Indeed, E.H. holds a Moroccan nationality. However, it could be argued that the ECtHR, by recognizing the ‘Moroccan nationality’ of a person of Sahrawi origin, is acknowledging Morocco’s sovereignty over the Western Sahara. It goes without saying that the Moroccan nationality (the only leeway for Sahrawis to acquire a passport) was imposed on E.H. by the government of Morocco by virtue of its illegal acts annexing Western Sahara. In this connection, the Swiss Federal Supreme Court (FSC), on 4 August 2021, issued an interesting decision that can provide insights on the nationality status of a man originating from Western Sahara. The FSC ruled that since Switzerland does not recognise Morocco’s sovereignty over Western Sahara, all persons of Sahrawi origin would be recorded as having ‘no nationality’. It appears that a national court provided a more nuanced view to the issue compared to the ECtHR. By my estimation, if the ECtHR delves into such nuance, it would have impacted E.H.’s status differently, but also the status and human rights of Sahrawis across the globe.  

With regard to the personal situation assessment, it follows that E.H. was denied the opportunity to benefit from the (likely favourable) outcome if the Court were to acquire further ex officio data on the status of Sahrawis in Morocco.
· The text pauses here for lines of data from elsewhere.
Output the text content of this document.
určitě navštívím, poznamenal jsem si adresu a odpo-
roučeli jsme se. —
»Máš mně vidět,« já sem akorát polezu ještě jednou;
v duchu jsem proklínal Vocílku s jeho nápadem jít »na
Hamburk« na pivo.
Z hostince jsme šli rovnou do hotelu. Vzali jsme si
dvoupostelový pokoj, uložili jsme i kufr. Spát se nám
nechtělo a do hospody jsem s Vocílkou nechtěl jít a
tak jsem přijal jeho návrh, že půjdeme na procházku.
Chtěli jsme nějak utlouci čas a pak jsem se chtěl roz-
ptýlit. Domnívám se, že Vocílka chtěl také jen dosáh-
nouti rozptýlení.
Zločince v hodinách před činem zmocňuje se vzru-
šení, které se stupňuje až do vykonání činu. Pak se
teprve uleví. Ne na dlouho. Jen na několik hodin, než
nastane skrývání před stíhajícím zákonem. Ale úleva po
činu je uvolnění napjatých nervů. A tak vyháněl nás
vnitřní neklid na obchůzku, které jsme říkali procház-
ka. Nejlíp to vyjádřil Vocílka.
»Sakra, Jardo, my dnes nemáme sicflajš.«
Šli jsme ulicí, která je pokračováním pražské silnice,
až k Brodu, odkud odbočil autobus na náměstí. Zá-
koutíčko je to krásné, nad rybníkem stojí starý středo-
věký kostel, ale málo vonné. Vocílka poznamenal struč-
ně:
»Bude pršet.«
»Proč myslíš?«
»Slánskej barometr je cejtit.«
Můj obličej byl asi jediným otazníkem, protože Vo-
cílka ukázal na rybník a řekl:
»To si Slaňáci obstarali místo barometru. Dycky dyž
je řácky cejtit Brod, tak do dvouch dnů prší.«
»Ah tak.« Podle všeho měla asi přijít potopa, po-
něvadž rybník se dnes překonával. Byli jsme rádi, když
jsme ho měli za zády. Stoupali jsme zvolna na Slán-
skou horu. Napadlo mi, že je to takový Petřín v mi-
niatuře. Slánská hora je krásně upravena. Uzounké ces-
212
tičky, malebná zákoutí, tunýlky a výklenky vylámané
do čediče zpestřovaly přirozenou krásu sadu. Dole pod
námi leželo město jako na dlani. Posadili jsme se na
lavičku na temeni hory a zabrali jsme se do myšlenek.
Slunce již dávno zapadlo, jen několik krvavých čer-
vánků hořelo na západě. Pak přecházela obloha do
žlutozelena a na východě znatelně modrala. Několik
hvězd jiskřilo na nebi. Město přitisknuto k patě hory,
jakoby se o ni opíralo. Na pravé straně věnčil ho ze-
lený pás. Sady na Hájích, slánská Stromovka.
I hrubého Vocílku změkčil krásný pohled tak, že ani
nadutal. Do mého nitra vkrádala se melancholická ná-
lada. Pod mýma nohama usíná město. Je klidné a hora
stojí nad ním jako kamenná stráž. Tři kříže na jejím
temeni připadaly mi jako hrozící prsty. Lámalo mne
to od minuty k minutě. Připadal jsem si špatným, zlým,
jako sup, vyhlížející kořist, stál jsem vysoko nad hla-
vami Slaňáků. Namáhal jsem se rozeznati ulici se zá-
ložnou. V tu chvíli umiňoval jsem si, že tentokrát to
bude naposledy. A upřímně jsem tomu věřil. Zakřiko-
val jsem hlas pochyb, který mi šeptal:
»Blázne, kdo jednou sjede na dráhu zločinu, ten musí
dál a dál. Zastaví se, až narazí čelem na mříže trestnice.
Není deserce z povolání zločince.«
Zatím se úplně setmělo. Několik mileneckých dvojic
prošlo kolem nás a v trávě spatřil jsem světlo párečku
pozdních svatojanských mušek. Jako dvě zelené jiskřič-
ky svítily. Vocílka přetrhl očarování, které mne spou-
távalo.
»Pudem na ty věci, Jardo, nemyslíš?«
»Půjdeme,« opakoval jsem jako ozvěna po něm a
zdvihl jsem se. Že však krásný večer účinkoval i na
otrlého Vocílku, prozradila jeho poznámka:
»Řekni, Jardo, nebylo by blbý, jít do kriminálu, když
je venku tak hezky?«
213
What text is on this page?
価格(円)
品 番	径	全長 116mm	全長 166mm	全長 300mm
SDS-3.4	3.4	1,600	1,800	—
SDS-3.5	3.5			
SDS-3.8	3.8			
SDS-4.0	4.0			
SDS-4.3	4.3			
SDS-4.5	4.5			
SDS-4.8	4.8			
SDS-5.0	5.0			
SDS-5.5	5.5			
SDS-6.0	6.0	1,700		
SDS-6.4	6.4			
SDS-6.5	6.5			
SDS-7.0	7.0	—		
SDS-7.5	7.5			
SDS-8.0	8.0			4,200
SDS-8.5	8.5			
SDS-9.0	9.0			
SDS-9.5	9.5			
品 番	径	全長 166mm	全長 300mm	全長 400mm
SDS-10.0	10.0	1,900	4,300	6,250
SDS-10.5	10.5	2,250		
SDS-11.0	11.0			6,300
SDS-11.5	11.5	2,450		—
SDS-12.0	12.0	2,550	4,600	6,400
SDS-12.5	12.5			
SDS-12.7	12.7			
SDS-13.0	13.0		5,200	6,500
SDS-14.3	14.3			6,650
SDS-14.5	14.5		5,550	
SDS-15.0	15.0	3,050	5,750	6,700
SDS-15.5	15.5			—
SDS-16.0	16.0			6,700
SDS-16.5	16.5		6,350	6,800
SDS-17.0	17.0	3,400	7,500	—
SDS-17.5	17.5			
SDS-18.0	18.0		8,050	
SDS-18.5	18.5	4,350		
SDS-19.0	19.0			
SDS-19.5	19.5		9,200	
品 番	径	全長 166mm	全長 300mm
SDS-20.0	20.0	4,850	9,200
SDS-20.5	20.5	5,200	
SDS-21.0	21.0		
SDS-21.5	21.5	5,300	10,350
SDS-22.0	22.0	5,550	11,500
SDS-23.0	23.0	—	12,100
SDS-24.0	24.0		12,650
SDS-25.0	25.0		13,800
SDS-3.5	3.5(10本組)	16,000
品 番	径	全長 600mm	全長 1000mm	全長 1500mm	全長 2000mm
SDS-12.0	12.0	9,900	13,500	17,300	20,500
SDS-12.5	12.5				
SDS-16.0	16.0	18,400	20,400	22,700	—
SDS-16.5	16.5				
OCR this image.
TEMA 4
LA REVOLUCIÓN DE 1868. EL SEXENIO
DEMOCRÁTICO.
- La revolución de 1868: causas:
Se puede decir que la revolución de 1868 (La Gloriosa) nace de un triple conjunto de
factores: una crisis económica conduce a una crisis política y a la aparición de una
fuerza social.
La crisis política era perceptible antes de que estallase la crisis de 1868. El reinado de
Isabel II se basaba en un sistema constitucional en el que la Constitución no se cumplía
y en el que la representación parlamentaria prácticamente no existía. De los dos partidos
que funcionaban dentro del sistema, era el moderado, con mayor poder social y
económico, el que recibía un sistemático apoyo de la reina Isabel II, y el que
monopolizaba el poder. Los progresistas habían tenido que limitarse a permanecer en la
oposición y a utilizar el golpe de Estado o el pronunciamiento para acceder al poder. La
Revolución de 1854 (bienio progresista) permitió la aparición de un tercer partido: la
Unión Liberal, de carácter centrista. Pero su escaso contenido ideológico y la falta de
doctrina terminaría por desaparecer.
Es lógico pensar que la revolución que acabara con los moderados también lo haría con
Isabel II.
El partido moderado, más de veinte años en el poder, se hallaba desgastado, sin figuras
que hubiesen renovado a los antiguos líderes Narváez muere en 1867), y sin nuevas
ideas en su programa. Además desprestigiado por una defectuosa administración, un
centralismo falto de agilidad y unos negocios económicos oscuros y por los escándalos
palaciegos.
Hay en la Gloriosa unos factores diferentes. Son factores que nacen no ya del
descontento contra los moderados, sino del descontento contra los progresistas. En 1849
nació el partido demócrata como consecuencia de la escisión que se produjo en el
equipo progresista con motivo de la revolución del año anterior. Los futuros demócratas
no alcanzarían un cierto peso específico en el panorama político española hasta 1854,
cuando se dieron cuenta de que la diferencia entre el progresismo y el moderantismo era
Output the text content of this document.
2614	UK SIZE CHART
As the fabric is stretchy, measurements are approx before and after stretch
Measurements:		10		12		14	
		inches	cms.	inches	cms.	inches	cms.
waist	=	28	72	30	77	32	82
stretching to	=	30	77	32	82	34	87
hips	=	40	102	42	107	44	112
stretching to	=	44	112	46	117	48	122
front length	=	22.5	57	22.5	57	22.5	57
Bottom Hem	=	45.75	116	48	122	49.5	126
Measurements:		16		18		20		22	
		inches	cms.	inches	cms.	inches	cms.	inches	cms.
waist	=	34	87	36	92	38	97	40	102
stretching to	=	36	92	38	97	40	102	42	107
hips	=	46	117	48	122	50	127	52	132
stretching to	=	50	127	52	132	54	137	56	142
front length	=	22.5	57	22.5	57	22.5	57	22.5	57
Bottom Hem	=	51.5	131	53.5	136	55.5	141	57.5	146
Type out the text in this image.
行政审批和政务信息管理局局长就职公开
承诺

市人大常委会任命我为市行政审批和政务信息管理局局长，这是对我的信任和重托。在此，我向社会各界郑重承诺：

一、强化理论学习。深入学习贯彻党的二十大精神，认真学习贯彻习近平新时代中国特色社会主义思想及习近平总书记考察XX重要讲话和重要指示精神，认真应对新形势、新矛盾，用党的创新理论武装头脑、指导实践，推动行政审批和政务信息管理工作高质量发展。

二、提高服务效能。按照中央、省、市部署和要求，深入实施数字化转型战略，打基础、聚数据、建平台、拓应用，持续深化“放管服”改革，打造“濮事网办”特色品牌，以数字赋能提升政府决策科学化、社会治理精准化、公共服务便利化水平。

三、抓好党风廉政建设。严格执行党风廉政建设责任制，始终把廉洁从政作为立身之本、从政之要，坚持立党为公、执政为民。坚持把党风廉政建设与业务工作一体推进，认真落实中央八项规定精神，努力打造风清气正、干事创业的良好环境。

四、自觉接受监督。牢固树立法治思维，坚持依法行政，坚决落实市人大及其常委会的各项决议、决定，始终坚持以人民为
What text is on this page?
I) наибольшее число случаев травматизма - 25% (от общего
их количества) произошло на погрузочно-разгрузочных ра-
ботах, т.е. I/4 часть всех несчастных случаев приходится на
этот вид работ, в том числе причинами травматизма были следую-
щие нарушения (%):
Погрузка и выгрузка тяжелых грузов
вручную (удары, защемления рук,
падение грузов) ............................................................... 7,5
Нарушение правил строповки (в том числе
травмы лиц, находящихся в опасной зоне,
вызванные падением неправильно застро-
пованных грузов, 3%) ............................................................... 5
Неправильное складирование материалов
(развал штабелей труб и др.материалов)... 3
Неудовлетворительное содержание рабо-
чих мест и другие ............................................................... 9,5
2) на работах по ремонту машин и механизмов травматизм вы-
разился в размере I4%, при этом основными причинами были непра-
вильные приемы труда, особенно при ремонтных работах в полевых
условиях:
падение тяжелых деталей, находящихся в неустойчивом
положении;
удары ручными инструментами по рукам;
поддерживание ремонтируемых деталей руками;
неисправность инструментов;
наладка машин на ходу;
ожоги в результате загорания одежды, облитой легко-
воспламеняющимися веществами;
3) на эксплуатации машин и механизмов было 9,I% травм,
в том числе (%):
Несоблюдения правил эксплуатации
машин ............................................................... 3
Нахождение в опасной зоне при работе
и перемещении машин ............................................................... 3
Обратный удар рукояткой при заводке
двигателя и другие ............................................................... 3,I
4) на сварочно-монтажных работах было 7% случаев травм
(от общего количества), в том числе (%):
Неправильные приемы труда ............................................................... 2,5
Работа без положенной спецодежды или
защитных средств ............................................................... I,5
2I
Furthermore, E.H. did not seem to have served by ‘the benefit of the doubt’ owed to him, nor did he benefit from the principle that the Court itself established in this case:  the implausibility of the applicant’s account is not a ground to diminish the credibility of his allegations (para. 131). E.H.’s statements and documents were both regularly questioned before French avenues, suggesting erroneously that the French government is well-aware of the ‘plausible’ ways of fleeing Morocco via airport. E.H.’s initial statements – extracted on the second day in the waiting zone via an OFPRA officer; without e.g., legal assistance; PTSD diagnoses; and proper translation – had been used against E.H. before all French avenues as well as the ECtHR. Essentially, both the French courts the ECtHR held the view that E.H. has not provided sufficient documents e.g., court orders or warrants to prove his allegations. Here, French Courts and the ECtHR seem to have made assumptions regarding how ‘Morocco’ deals internally with ‘Sahrawis’ and in what form e.g., orally or in writing. Unlike the ECtHR, the Moroccan regime has an experience (Rafaa v. France (no. 25393/10)) with how its political targets could be protected in Europe under Article 3 ECHR. In all likability, Morocco does its best not to leave a trail, especially when it comes to the Western Sahara. To say the least, the huge context I attempted to briefly highlight here, as well as the myriad of unresolved questions, did not ‘relax’ the burden of proof on E.H. concerning the establishment of his personal situation.

Having established that, the E.H. v. France-case is a missed opportunity to engage with the question of the status of Sahrawi individuals; either those living under Moroccan ruling or those outcasted beyond the Berm and in refugee camps in Algerian desert. Essentially, the present case is a missed opportunity to provide a deeper meaning to the norms of human rights. The ECtHR is, therefore, invited to reconsider its approach down the road.